News / Asia

    Tibetan Nomad Self-Immolates in China

    Activists carrying mock-ups of coffins to mourn for those who killed themselves in self-immolation, take part in a rally to commemorate the uprising in Lhasa 53 years ago against Chinese rule, March 10, 2012.
    Activists carrying mock-ups of coffins to mourn for those who killed themselves in self-immolation, take part in a rally to commemorate the uprising in Lhasa 53 years ago against Chinese rule, March 10, 2012.
    VOA News
    The London-based rights group Free Tibet says a Tibetan nomad in central China has become the third person this week to set himself on fire to protest Chinese rule.

    Free Tibet Director Stephanie Brigden says the 24-year-old man, named Jopa, set himself on fire Friday in the township of Meruma in Aba county in the southwest province of Sichuan.

    "We know based on witness evidence that the public security bureau attended very quickly and extinguished the flames and took Jopa away.
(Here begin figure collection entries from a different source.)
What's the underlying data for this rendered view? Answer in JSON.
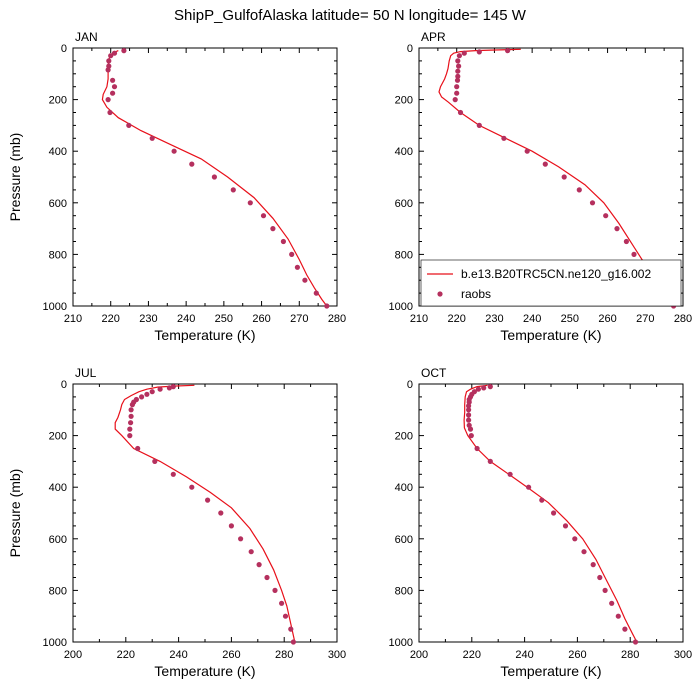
{
  "title": "ShipP_GulfofAlaska  latitude= 50 N longitude= 145 W",
  "legend": {
    "model_label": "b.e13.B20TRC5CN.ne120_g16.002",
    "obs_label": "raobs"
  },
  "colors": {
    "model": "#e8101a",
    "obs": "#b5305e"
  },
  "chart_data": [
    {
      "type": "line",
      "month": "JAN",
      "xlabel": "Temperature (K)",
      "ylabel": "Pressure (mb)",
      "xlim": [
        210,
        280
      ],
      "xticks": [
        210,
        220,
        230,
        240,
        250,
        260,
        270,
        280
      ],
      "ylim": [
        1000,
        0
      ],
      "yticks": [
        0,
        200,
        400,
        600,
        800,
        1000
      ],
      "grid": false,
      "model": [
        [
          222,
          10
        ],
        [
          220.5,
          20
        ],
        [
          219.8,
          30
        ],
        [
          219.4,
          50
        ],
        [
          219.3,
          80
        ],
        [
          219.3,
          120
        ],
        [
          219,
          150
        ],
        [
          218,
          180
        ],
        [
          217.8,
          200
        ],
        [
          219,
          230
        ],
        [
          222,
          270
        ],
        [
          228,
          320
        ],
        [
          236,
          375
        ],
        [
          244,
          430
        ],
        [
          251,
          500
        ],
        [
          258,
          580
        ],
        [
          263,
          660
        ],
        [
          267,
          740
        ],
        [
          270,
          820
        ],
        [
          272,
          880
        ],
        [
          274,
          930
        ],
        [
          276,
          975
        ],
        [
          277.3,
          1000
        ]
      ],
      "raobs": [
        [
          223.5,
          10
        ],
        [
          221,
          20
        ],
        [
          220,
          30
        ],
        [
          219.5,
          50
        ],
        [
          219.5,
          70
        ],
        [
          219.3,
          85
        ],
        [
          220.5,
          125
        ],
        [
          221,
          150
        ],
        [
          220.5,
          175
        ],
        [
          219.3,
          200
        ],
        [
          219.8,
          250
        ],
        [
          224.8,
          300
        ],
        [
          231,
          350
        ],
        [
          236.8,
          400
        ],
        [
          241.5,
          450
        ],
        [
          247.5,
          500
        ],
        [
          252.5,
          550
        ],
        [
          257,
          600
        ],
        [
          260.5,
          650
        ],
        [
          263,
          700
        ],
        [
          265.8,
          750
        ],
        [
          268,
          800
        ],
        [
          269.5,
          850
        ],
        [
          271.5,
          900
        ],
        [
          274.5,
          950
        ],
        [
          277.3,
          1000
        ]
      ]
    },
    {
      "type": "line",
      "month": "APR",
      "xlabel": "Temperature (K)",
      "ylabel": "",
      "xlim": [
        210,
        280
      ],
      "xticks": [
        210,
        220,
        230,
        240,
        250,
        260,
        270,
        280
      ],
      "ylim": [
        1000,
        0
      ],
      "yticks": [
        0,
        200,
        400,
        600,
        800,
        1000
      ],
      "grid": false,
      "legend_position": "lower-right",
      "model": [
        [
          237,
          5
        ],
        [
          229,
          8
        ],
        [
          225,
          10
        ],
        [
          221,
          14
        ],
        [
          219.2,
          20
        ],
        [
          218.4,
          30
        ],
        [
          218,
          50
        ],
        [
          217.7,
          80
        ],
        [
          217.3,
          100
        ],
        [
          216.8,
          120
        ],
        [
          215.7,
          150
        ],
        [
          215.3,
          170
        ],
        [
          216,
          190
        ],
        [
          217.8,
          210
        ],
        [
          221,
          250
        ],
        [
          226,
          300
        ],
        [
          233,
          350
        ],
        [
          240,
          400
        ],
        [
          247,
          460
        ],
        [
          254,
          530
        ],
        [
          259,
          600
        ],
        [
          263,
          680
        ],
        [
          266.5,
          760
        ],
        [
          270,
          840
        ],
        [
          273,
          910
        ],
        [
          276.5,
          980
        ],
        [
          277.5,
          1000
        ]
      ],
      "raobs": [
        [
          233.5,
          10
        ],
        [
          226,
          15
        ],
        [
          222,
          20
        ],
        [
          220.7,
          30
        ],
        [
          220.3,
          50
        ],
        [
          220.5,
          70
        ],
        [
          220.3,
          90
        ],
        [
          220.3,
          110
        ],
        [
          220.2,
          125
        ],
        [
          220,
          150
        ],
        [
          220,
          175
        ],
        [
          219.6,
          200
        ],
        [
          221,
          250
        ],
        [
          226,
          300
        ],
        [
          232.5,
          350
        ],
        [
          238.7,
          400
        ],
        [
          243.5,
          450
        ],
        [
          248.5,
          500
        ],
        [
          252.5,
          550
        ],
        [
          256,
          600
        ],
        [
          259.5,
          650
        ],
        [
          262.5,
          700
        ],
        [
          265,
          750
        ],
        [
          267,
          800
        ],
        [
          269.5,
          850
        ],
        [
          272,
          900
        ],
        [
          274.5,
          950
        ],
        [
          277.5,
          1000
        ]
      ]
    },
    {
      "type": "line",
      "month": "JUL",
      "xlabel": "Temperature (K)",
      "ylabel": "Pressure (mb)",
      "xlim": [
        200,
        300
      ],
      "xticks": [
        200,
        220,
        240,
        260,
        280,
        300
      ],
      "ylim": [
        1000,
        0
      ],
      "yticks": [
        0,
        200,
        400,
        600,
        800,
        1000
      ],
      "grid": false,
      "model": [
        [
          246,
          5
        ],
        [
          238,
          8
        ],
        [
          232,
          12
        ],
        [
          228,
          20
        ],
        [
          225,
          30
        ],
        [
          222,
          45
        ],
        [
          219.5,
          60
        ],
        [
          218.5,
          80
        ],
        [
          218,
          100
        ],
        [
          217,
          130
        ],
        [
          216,
          150
        ],
        [
          216,
          175
        ],
        [
          218.5,
          200
        ],
        [
          223,
          250
        ],
        [
          233,
          300
        ],
        [
          243,
          360
        ],
        [
          252,
          420
        ],
        [
          260,
          480
        ],
        [
          267,
          560
        ],
        [
          272,
          640
        ],
        [
          276,
          720
        ],
        [
          279,
          800
        ],
        [
          281,
          860
        ],
        [
          282.5,
          930
        ],
        [
          284,
          1000
        ]
      ],
      "raobs": [
        [
          238,
          10
        ],
        [
          236.5,
          15
        ],
        [
          233,
          20
        ],
        [
          230,
          30
        ],
        [
          228,
          40
        ],
        [
          226,
          50
        ],
        [
          224,
          60
        ],
        [
          223,
          70
        ],
        [
          222.5,
          80
        ],
        [
          222,
          100
        ],
        [
          222,
          125
        ],
        [
          221.8,
          150
        ],
        [
          221.5,
          175
        ],
        [
          221.5,
          200
        ],
        [
          224.5,
          250
        ],
        [
          231,
          300
        ],
        [
          238,
          350
        ],
        [
          245,
          400
        ],
        [
          251,
          450
        ],
        [
          256,
          500
        ],
        [
          260,
          550
        ],
        [
          263.5,
          600
        ],
        [
          267.5,
          650
        ],
        [
          270.5,
          700
        ],
        [
          273.5,
          750
        ],
        [
          276.5,
          800
        ],
        [
          279,
          850
        ],
        [
          280.5,
          900
        ],
        [
          282.5,
          950
        ],
        [
          283.5,
          1000
        ]
      ]
    },
    {
      "type": "line",
      "month": "OCT",
      "xlabel": "Temperature (K)",
      "ylabel": "",
      "xlim": [
        200,
        300
      ],
      "xticks": [
        200,
        220,
        240,
        260,
        280,
        300
      ],
      "ylim": [
        1000,
        0
      ],
      "yticks": [
        0,
        200,
        400,
        600,
        800,
        1000
      ],
      "grid": false,
      "model": [
        [
          226,
          5
        ],
        [
          222,
          10
        ],
        [
          219.5,
          20
        ],
        [
          218,
          30
        ],
        [
          217.5,
          50
        ],
        [
          217.3,
          80
        ],
        [
          217.3,
          110
        ],
        [
          217.1,
          140
        ],
        [
          217.2,
          170
        ],
        [
          218.5,
          200
        ],
        [
          222,
          250
        ],
        [
          227,
          300
        ],
        [
          234,
          350
        ],
        [
          241,
          400
        ],
        [
          249,
          460
        ],
        [
          256,
          530
        ],
        [
          262,
          600
        ],
        [
          267,
          680
        ],
        [
          271,
          760
        ],
        [
          275,
          840
        ],
        [
          278,
          910
        ],
        [
          281,
          970
        ],
        [
          282.5,
          1000
        ]
      ],
      "raobs": [
        [
          227,
          10
        ],
        [
          224.5,
          15
        ],
        [
          222.5,
          20
        ],
        [
          221,
          30
        ],
        [
          220,
          40
        ],
        [
          219.5,
          50
        ],
        [
          219,
          60
        ],
        [
          219,
          70
        ],
        [
          218.8,
          85
        ],
        [
          218.8,
          100
        ],
        [
          218.8,
          120
        ],
        [
          218.8,
          140
        ],
        [
          219,
          160
        ],
        [
          219.5,
          175
        ],
        [
          219.8,
          200
        ],
        [
          222,
          250
        ],
        [
          227,
          300
        ],
        [
          234.5,
          350
        ],
        [
          241.5,
          400
        ],
        [
          246.5,
          450
        ],
        [
          251,
          500
        ],
        [
          255.5,
          550
        ],
        [
          259,
          600
        ],
        [
          262.5,
          650
        ],
        [
          266,
          700
        ],
        [
          268.5,
          750
        ],
        [
          270.5,
          800
        ],
        [
          273,
          850
        ],
        [
          275.5,
          900
        ],
        [
          278,
          950
        ],
        [
          282,
          1000
        ]
      ]
    }
  ]
}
We don't know what his whereabouts are now or whether he has survived his act of self-immolation. But people reported that he was very seriously injured and might not survive," Brigden added.

    Brigden says that Chinese military and security forces reportedly deployed into the town shortly after the self-immolation.

    Nearly 50 Tibetans have set themselves on fire over the past three years, as Tibetans grow increasingly frustrated about what they see as the Chinese government's limitations on their religion and culture - a charge Beijing denies.

    Earlier this week, Free Tibet reported that the mother of two young children died after setting herself on fire outside Tso Monastery in Gansu province. A 21-year-old monk from Kirti Monastery in Sichuan province also reportedly self-immolated, but is believed to have survived.

    Brigden says the self-immolation protests show that Tibetans are taking "very serious risks" to share information about their plight with the outside world. She says there is little doubt it is affecting the Chinese leadership.

    "China is very sensitive to bad P.R. [public relations]," she said. "It has spent a very long time to improve it's P.R. record with the global community," she said. "And obviously the fact that Tibetans have no other recourse than to set themselves on fire is a very, very bad P.R. strategy."

    The Chinese government has described the self-immolations as barbaric and terrorist acts.  It accuses overseas groups and the Dalai Lama of inciting separatism.  Beijing also has portrayed those who have set themselves on fire as outcasts and criminals.